É muito comum associar o médico urologista à saúde do homem maduro, acima de 50 anos, e à doenças que costumam surgir nessa fase da vida, como o câncer de próstata. Não está errado - afinal, muitas das campanhas veiculadas pela Sociedade Brasileira de Urologia (SBU) na mídia enfocam a importância da visita a um urologista na meia idade. São campanhas de extrema importância, visto que metade dos brasileiros nessa faixa etária nunca passou por um especialista. Porém, é importante frisar que o urologista não é apenas o médico "do homem de 50+", mas um profissional para toda a vida, que deveria ser consultado desde a adolescência. 

A maioria das meninas vai ao ginecologista desde cedo, orientadas pelos pais. Por que não levar meninos saudáveis, no fim da puberdade, para a avaliação de urologista? A visita do adolescente ao urologista não visa apenas a detecção de problemas de saúde nesta fase da vida, mas também objetiva a prevenção e  promoção de saúde futura. Entretanto, a imensa maioria dos homens busca uma avaliação do urologista apenas na fase adulta, quando muitas vezes alguma doença já está estabelecida. 

Uma das situações que mais alarma e, esta sim, leva o homem adulto ao urologista é a infertilidade masculina, diagnosticada pela baixa produção de espermatozoides vista no espermograma. Cerca de 40% dos homens com infertilidade primária (que nunca tiveram filhos) apresentam como causa uma doença chamada varicocele. E pode chegar a impressionantes 80% de prevalência naqueles homens que já engravidaram suas esposas mas encontram dificuldade em ter outros filhos. A varicocele é a principal doença causadora de infertilidade masculina. Está presente em mais de 15% da população masculina, mas poucos sabem que o início dela ocorre justamente na puberdade, sem apresentar sintomas clínicos importantes. E quanto maior for o tempo de existência desta doença, maior será o prejuízo para a produção e a qualidade dos espermatozoides. 

Desta forma, a detecção e o tratamento cirúrgico precoce da varicocele ainda na adolescência ou na idade adulta jovem podem preservar o potencial fértil masculino lá na frente, evitando que muitos necessitem procurar as clínicas de reprodução humana para serem submetidos a tratamentos caros e complexos de fertilização in vitro para engravidar suas parceiras. 

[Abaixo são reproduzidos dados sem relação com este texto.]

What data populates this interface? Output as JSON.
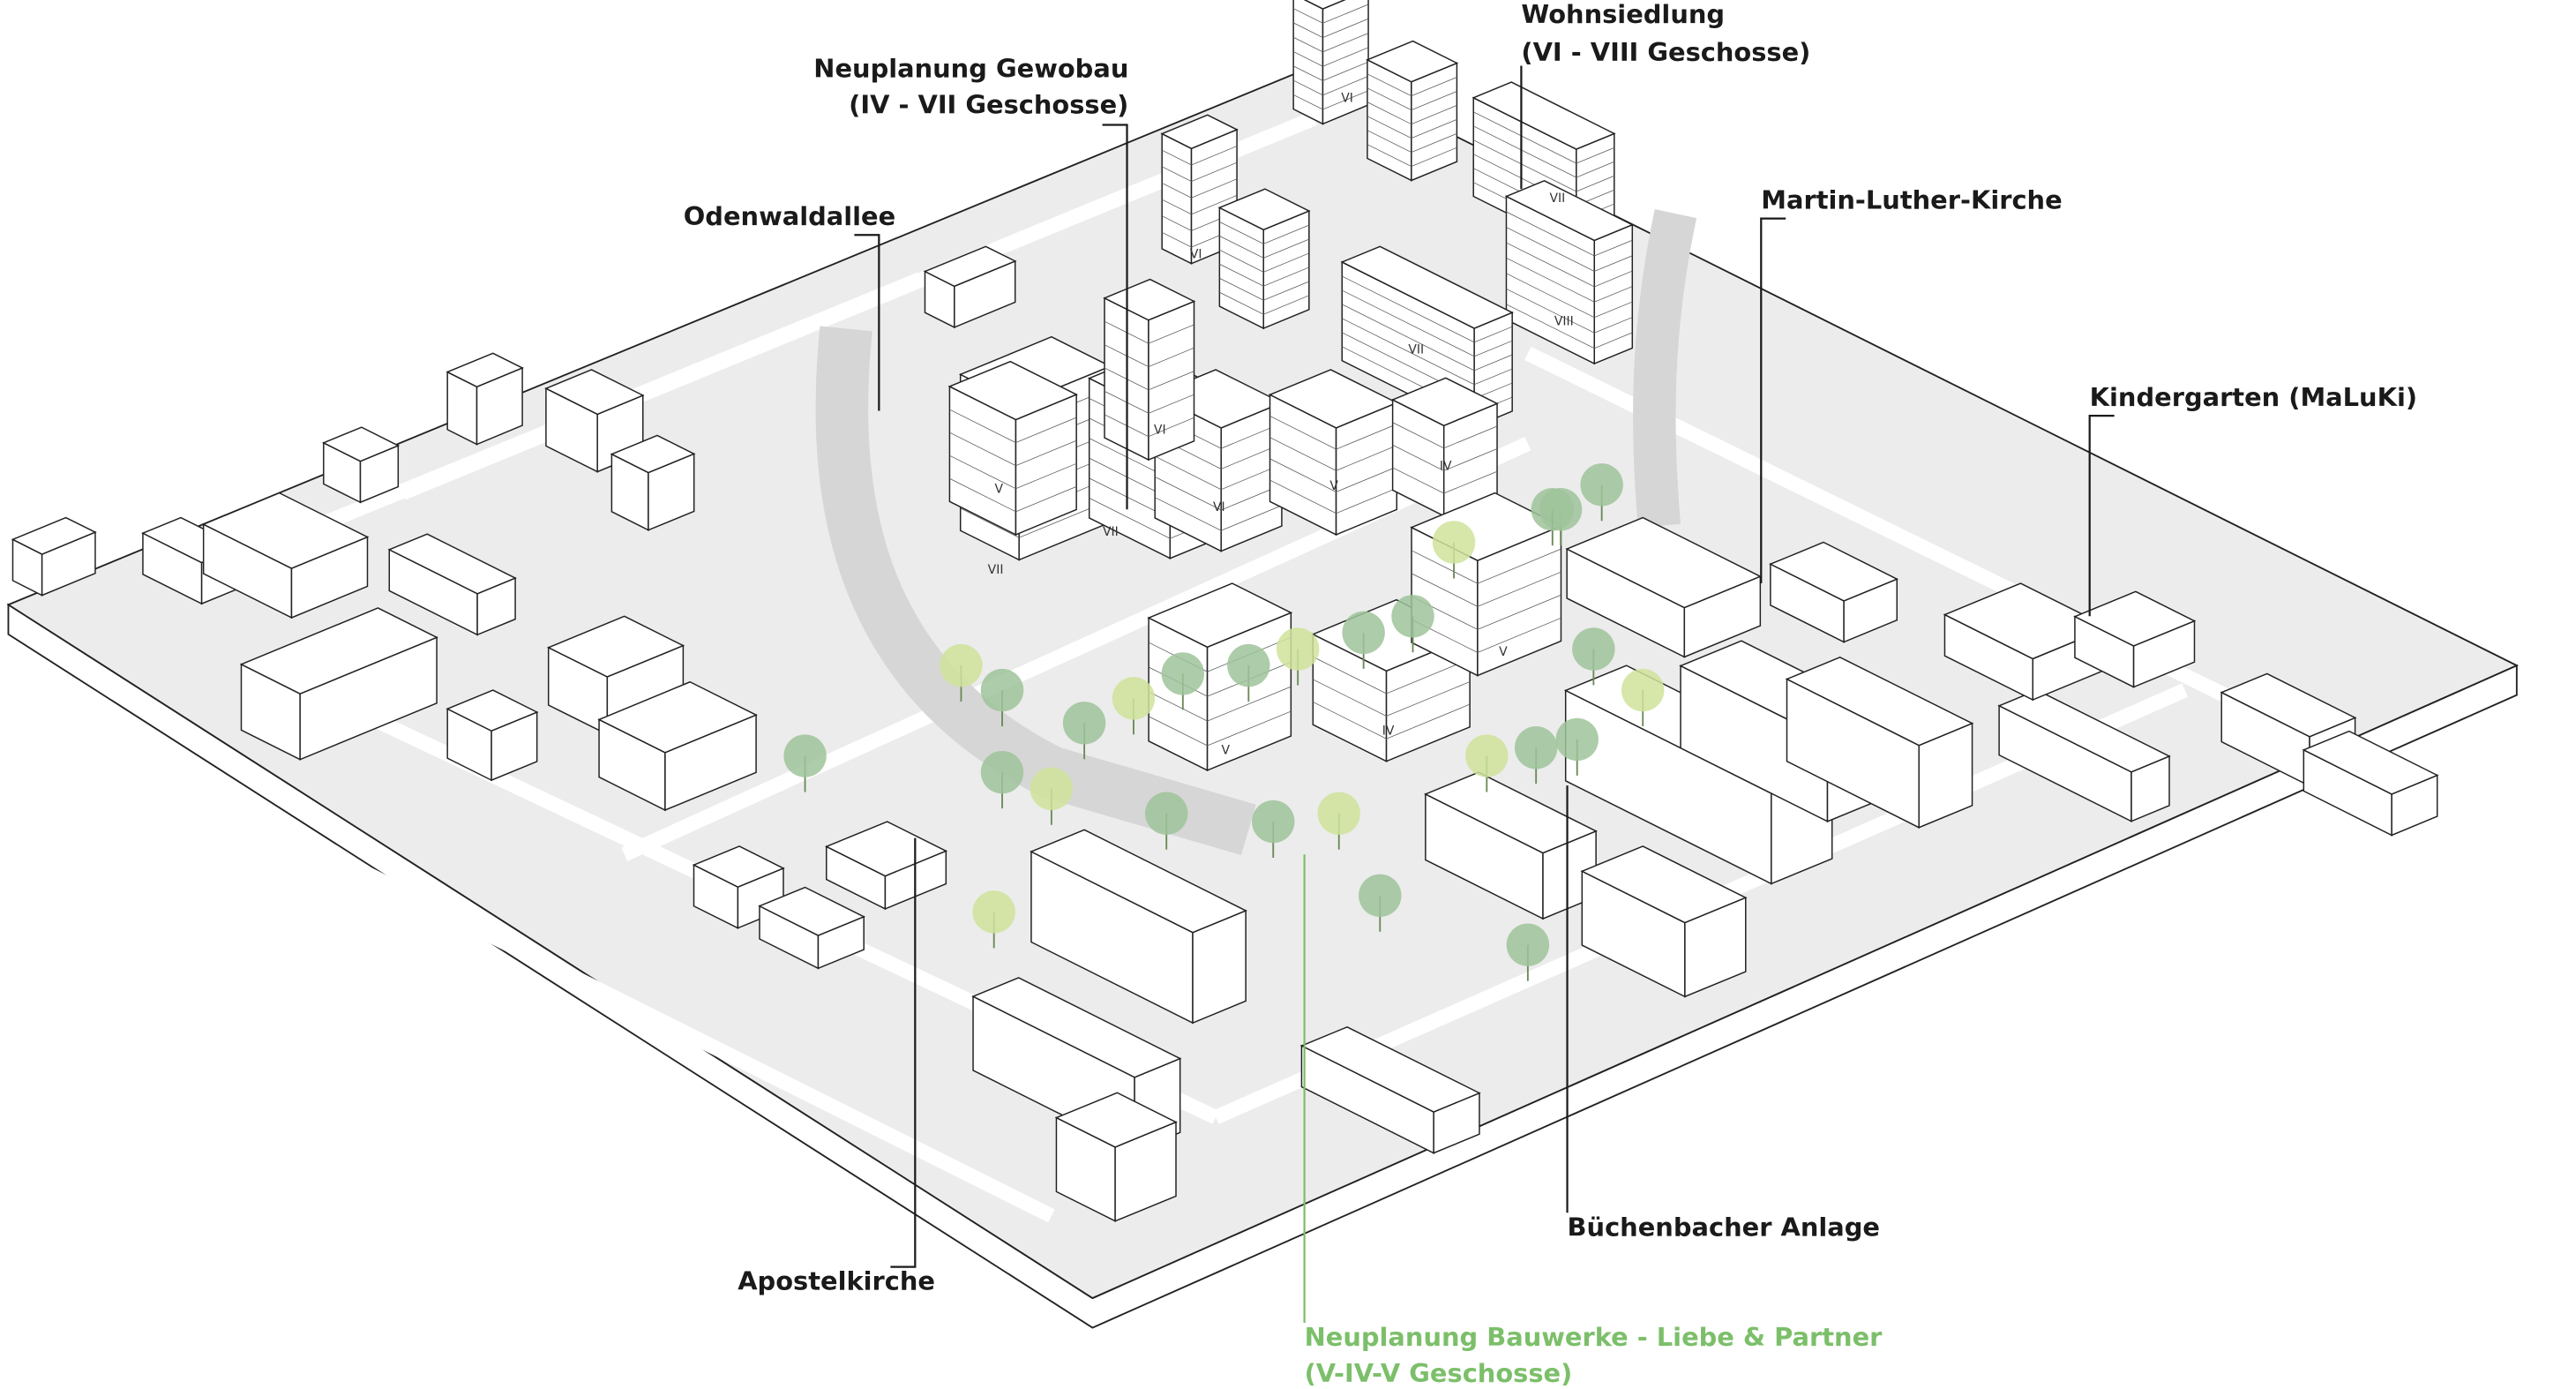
{
  "labels": {
    "wohnsiedlung": {
      "line1": "Wohnsiedlung",
      "line2": "(VI - VIII Geschosse)"
    },
    "gewobau": {
      "line1": "Neuplanung Gewobau",
      "line2": "(IV - VII Geschosse)"
    },
    "odenwaldallee": "Odenwaldallee",
    "kirche": "Martin-Luther-Kirche",
    "kindergarten": "Kindergarten (MaLuKi)",
    "anlage": "Büchenbacher Anlage",
    "apostelkirche": "Apostelkirche",
    "liebe_partner": {
      "line1": "Neuplanung Bauwerke - Liebe & Partner",
      "line2": "(V-IV-V Geschosse)"
    }
  },
  "floor_labels": [
    "VI",
    "VII",
    "VI",
    "VII",
    "VIII",
    "VI",
    "V",
    "V",
    "IV",
    "VII",
    "VII",
    "VI",
    "V",
    "IV",
    "V"
  ]
}
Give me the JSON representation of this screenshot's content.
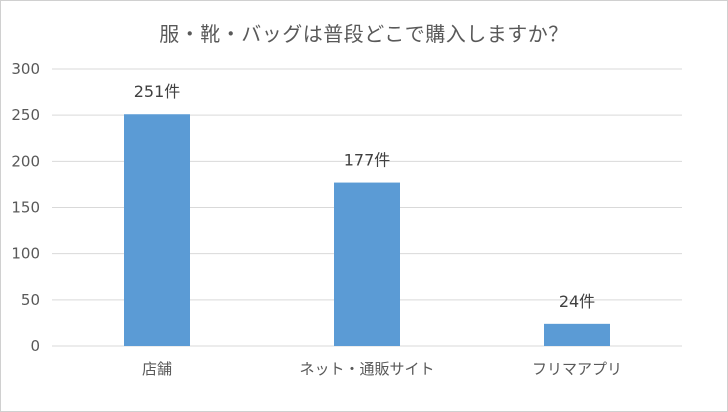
{
  "chart_data": {
    "type": "bar",
    "title": "服・靴・バッグは普段どこで購入しますか？",
    "categories": [
      "店舗",
      "ネット・通販サイト",
      "フリマアプリ"
    ],
    "values": [
      251,
      177,
      24
    ],
    "data_labels": [
      "251件",
      "177件",
      "24件"
    ],
    "ylim": [
      0,
      300
    ],
    "yticks": [
      0,
      50,
      100,
      150,
      200,
      250,
      300
    ],
    "grid": true,
    "bar_color": "#5b9bd5",
    "xlabel": "",
    "ylabel": ""
  }
}
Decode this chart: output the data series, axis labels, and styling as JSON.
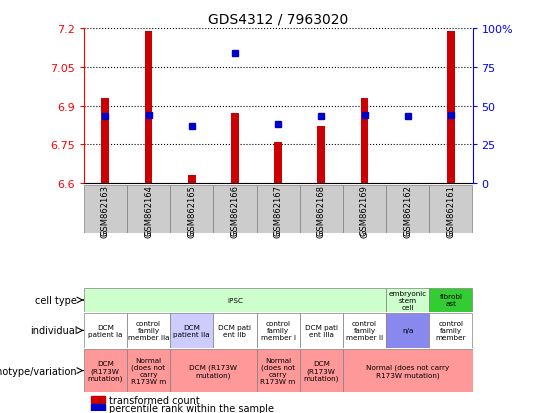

Sabe-se que 30 minutos de exercícios físicos diários e uma dieta rica em fibras, legumes, frutas, verduras, grãos, cereais integrais e pobre em gordura animal desde a juventude ajudam de forma significativa a redução do risco do câncer de próstata, o segundo tumor maligno mais comum entre os homens, perdendo apenas para o câncer de pele. Estima-se a incidência de cerca de 69 mil casos de câncer de próstata em 2015, com um risco calculado de cerca de 70 casos para cada 100 mil brasileiros. Outras doenças crônicas, como diabete, pressão alta, disfunção erétil e pedra nos rins também podem ser prevenidas ou postergadas por visitas médicas ao urologista desde cedo, por meio de orientações, exames físicos e laboratoriais regulares. 

A medicina encontra cada vez mais na prevenção a maior arma contra as doenças que nos acometem ao longo da vida. Cabe à população masculina madura a mudança de comportamento em relação à sua saúde, mostrando aos adolescentes e incentivando-os a procurarem o médico do homem desde cedo, tal qual a população feminina faz - e nos ensina com maestria - como rotina há muitos anos. 

Daniel Zylbersztejn é urologista, PHD em Medicina Reprodutiva e colaborador do canal Longevidade do Estadão.